Patou’s new wheels were more like a rolling walker than a wheelchair; the wheels helped her exercise while supporting her chest’s weight. We started using them on quiet sidewalks until she was ready for short jaunts with her wheels at the jogging track of a local park. One day, rounding a turn, we spotted a man using a wheelchair heading toward us. Patou saw him, too, launched into a flat-out run, and rushed straight for him, nearly pulling the leash out of my hand. The man broke into a broad smile and laughed, “No shame in the game, no shame in the game.” The beauty of this moment, which I have yet to comprehend fully, was not lost on me: All creatures who persist are whole.
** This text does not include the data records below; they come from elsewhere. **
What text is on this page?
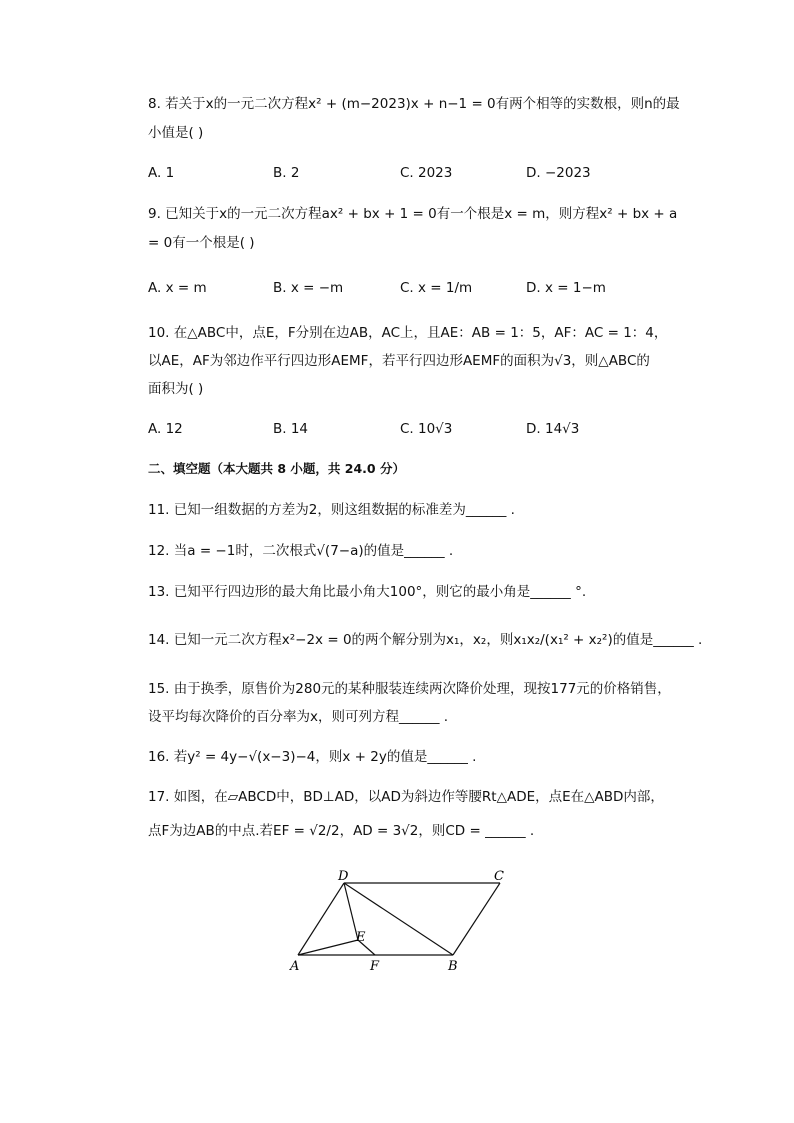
8. 若关于x的一元二次方程x² + (m−2023)x + n−1 = 0有两个相等的实数根，则n的最
小值是( )
A. 1	B. 2	C. 2023	D. −2023
9. 已知关于x的一元二次方程ax² + bx + 1 = 0有一个根是x = m，则方程x² + bx + a
= 0有一个根是( )
A. x = m	B. x = −m	C. x = 1/m	D. x = 1−m
10. 在△ABC中，点E，F分别在边AB，AC上，且AE：AB = 1：5，AF：AC = 1：4，
以AE，AF为邻边作平行四边形AEMF，若平行四边形AEMF的面积为√3，则△ABC的
面积为( )
A. 12	B. 14	C. 10√3	D. 14√3
二、填空题（本大题共 8 小题，共 24.0 分）
11. 已知一组数据的方差为2，则这组数据的标准差为______ .
12. 当a = −1时，二次根式√(7−a)的值是______ .
13. 已知平行四边形的最大角比最小角大100°，则它的最小角是______ °.
14. 已知一元二次方程x²−2x = 0的两个解分别为x₁，x₂，则x₁x₂/(x₁² + x₂²)的值是______ .
15. 由于换季，原售价为280元的某种服装连续两次降价处理，现按177元的价格销售，
设平均每次降价的百分率为x，则可列方程______ .
16. 若y² = 4y−√(x−3)−4，则x + 2y的值是______ .
17. 如图，在▱ABCD中，BD⊥AD，以AD为斜边作等腰Rt△ADE，点E在△ABD内部，
点F为边AB的中点.若EF = √2/2，AD = 3√2，则CD = ______ .
D	C
A	F	B
E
与其说帕图的新工具是轮椅,不如说它是滚动的助行器;它能帮助她在锻炼的同时支撑自己胸部的重量。一开始,我只是在安静的人行道上使用,后来她能借助轮椅在当地一个公园里的慢跑道上锻炼一小段。有一天,我们转了个弯,看到一名坐在一张轮椅上的男子正朝我们这边行进。帕图也看见了他,便奋力跑起来,直接朝他冲过去,差点挣脱我手上拽着的绳子。那名男子带着欢欣的表情笑了起来,“这样努力没什么丢人的,没什么丢人的。”这一刻的美,我体会到了,但还没能完全领悟,那便是:所有顽强存在的生物都是完整的。